Simon Bar-Jonas galiléen pêcheur sur le lac de Tibériade, est originaire, avec son frère André et Philippe de Bethsaïde. Il se marie et s’installe sur les rives du lac, dans la maison de sa belle-famille. A la demande de Jésus, il décide de quitter son foyer, tout comme son frère André, pour le suivre.
Bien que son vrai nom soit Simon, il fut surnommé Simon Kephas (« le roc ») par Jésus, ou encore Pierre. C’est d’ailleurs sous cette dénomination qu’il est le plus connu.
Simon Pierre est décrit comme un personnage au caractère enthousiaste, solide, énergique, impulsif mais parfois hésitant et faillible.
Pierre est toujours cité en tête de la liste des « douze ». Au commencement est l’évidence de l’appel, et tout paraît simple. Jésus appelle Simon, pour qu’il soit "pécheur d’hommes" (Matthieu 4,18) ; il se lève et le suit. La confiance de Jésus se manifeste par le don d’un nom nouveau : Simon devient Pierre, celui sur lequel on peut s’appuyer, sur lequel on peut construire. C’est l’époque des guérisons et des exorcismes, où tout semble possible.
La foi de Pierre en Jésus lui permet même de marcher sur les eaux. Pourtant, déjà dans cet épisode si riche de foi, le doute est là.
Eglise Saint-Nicolas de Civray, Vienne.
Des barques sur un lac et Jésus marchant sur les flots.

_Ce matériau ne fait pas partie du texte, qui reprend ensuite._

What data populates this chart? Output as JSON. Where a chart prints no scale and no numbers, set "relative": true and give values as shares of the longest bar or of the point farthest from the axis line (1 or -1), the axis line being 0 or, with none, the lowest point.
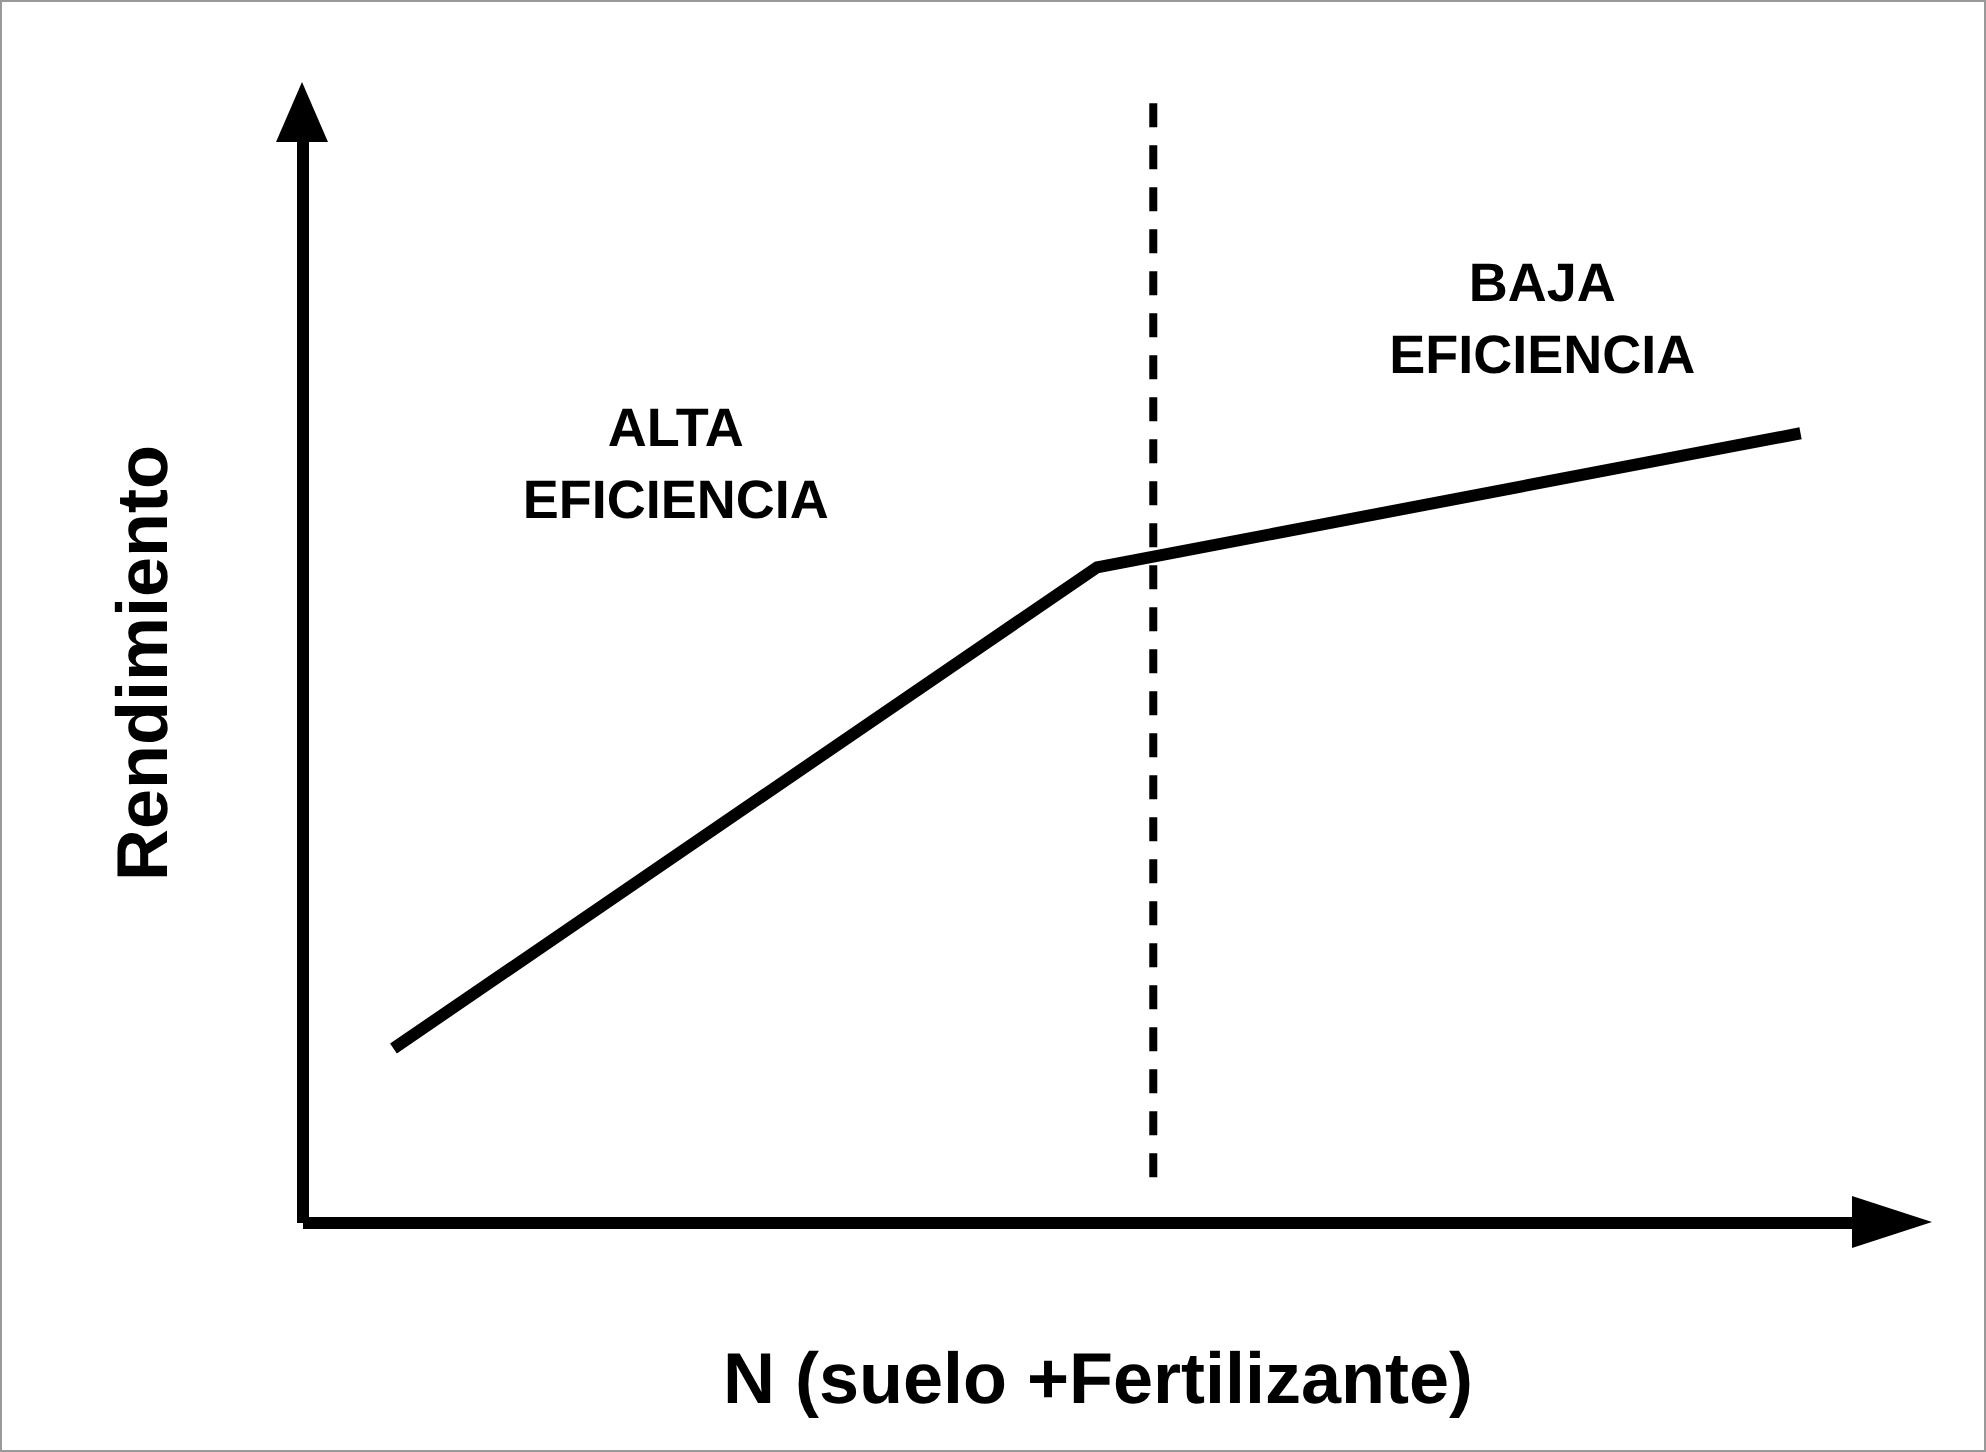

Lorsque Pierre voit Jésus marcher sur la mer il lui demande: « Seigneur, si c’est bien toi, ordonne-moi de venir vers toi sur les eaux. » Jésus consent. Pierre marche sur l'eau, mais effrayé, par la force du vent, il commence à couler et crie « Seigneur, sauve-moi ! ». « Aussitôt, Jésus étendit la main, le saisit et lui dit : « Homme de peu de foi, pourquoi as-tu douté ? ». Tant que Jésus est là, que ses ordres sont clairs, tout semble possible à celui qui croit. Mais s’il venait à partir ?
D'une façon générale, Pierre manifeste un désir de suivre Jésus partout, mais il est rattrapé par la faiblesse humaine.
Il est également présent lors de plusieurs miracles et évènements majeurs dans la vie de Jésus tels le lavement des pieds, la Transfiguration, mais aussi lors de son arrestation, de son procès et de sa crucifixion.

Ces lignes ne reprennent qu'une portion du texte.